今月のイチオシ本 【ミステリー小説】

『死者の雨 ─モヘンジョダロの墓標─』
周木 律
新潮社

 スケールの大きな──という表現は、謀略サスペンスや冒険小説を評する際に用いられることが多い。だが、周木律『死者の雨 ─モヘンジョダロの墓標─』は、本格ミステリーながら異例ともいえる、まさに"スケールの大きな"謎解きが繰り広げられる作品だ。

 駆け出しのフォトグラファー──森園アリスは、日系の人工知能学者であるヒュウガ博士から撮影の依頼を受け、インダス文明最大級の都市遺跡「モヘンジョダロ」で知られるパキスタンへ向かう。ところがそこで、博士が一週間前に心不全で亡くなったことを知らされ、さらに博士とかかわりのある、シンガポール、日本、インド、イタリアの学者たちが、ほぼ同時期に不審な死を遂げていることが判明する。アリスは博士の助手であるコウとともに調査に乗り出すが、行く先々で"あの男"と遭遇することに……。

 本作は『アールダーの方舟』(のちに『雪山の檻 ─ノアの方舟調査隊の殺人─』と改題、文庫化)に続く、無神論者の天才学者──一石豊が探偵役を務めるシリーズの第二弾だ。

 前作では極寒のアララト山を舞台に限定空間で起こる連続殺人事件が描かれたが、本作では五つの国を股に掛ける大規模な物語にスケールアップ。各国の学者の死それぞれに、海洋学、民族学、宗教学、言語学を絡ませ、推理劇とあわせて知的好奇心を大いに刺激する巧みな構成も読みどころだ。

 そして終盤、事件の全容とあわせて開陳される、インダス文明の正体と滅亡の真相には、驚き仰け反ること必至。

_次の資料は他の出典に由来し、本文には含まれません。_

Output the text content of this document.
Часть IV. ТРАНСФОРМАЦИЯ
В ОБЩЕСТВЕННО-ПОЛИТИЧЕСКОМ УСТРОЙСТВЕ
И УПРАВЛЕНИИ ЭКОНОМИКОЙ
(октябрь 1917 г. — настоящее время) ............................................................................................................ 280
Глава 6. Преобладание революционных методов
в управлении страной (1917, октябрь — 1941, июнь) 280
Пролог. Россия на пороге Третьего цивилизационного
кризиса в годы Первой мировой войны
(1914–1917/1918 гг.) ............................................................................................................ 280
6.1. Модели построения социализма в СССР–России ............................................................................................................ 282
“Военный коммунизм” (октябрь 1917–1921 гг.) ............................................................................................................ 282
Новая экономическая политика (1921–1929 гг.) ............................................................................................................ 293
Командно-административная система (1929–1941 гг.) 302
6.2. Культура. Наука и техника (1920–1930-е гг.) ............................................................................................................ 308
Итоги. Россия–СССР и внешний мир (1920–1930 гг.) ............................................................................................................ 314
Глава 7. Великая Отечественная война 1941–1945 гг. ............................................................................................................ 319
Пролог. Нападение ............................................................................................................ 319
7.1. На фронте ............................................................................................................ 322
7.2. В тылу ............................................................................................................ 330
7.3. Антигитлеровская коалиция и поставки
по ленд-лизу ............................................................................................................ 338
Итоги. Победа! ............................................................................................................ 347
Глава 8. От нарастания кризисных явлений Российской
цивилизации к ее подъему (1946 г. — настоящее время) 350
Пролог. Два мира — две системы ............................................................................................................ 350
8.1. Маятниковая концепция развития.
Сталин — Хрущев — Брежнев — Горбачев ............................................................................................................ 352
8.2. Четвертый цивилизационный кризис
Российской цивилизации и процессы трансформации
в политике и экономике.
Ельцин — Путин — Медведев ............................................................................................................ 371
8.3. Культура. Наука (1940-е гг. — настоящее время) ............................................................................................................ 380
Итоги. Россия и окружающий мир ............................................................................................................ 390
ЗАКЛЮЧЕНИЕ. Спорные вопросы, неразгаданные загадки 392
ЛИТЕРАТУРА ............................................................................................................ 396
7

さらに最後の最後までサプライズが用意されており、とくに一石が解き明かす犯人の計略のひとつには、なぜそれを見抜けなかったか──と地団駄を踏んでしまった。

 一石が「宿痾(カルマ)」と唾棄する、ひとよりも遥かに抜きん出た"ある能力"が重なるラストも、壮大な時の流れや動き続ける世界にページを閉じたあとも思いを巡らせたくなり、じつに印象的だ。

 第四十七回メフィスト賞受賞作『眼球堂の殺人~The Book~』でのデビューから五年、周木律の筆はますます好調だ。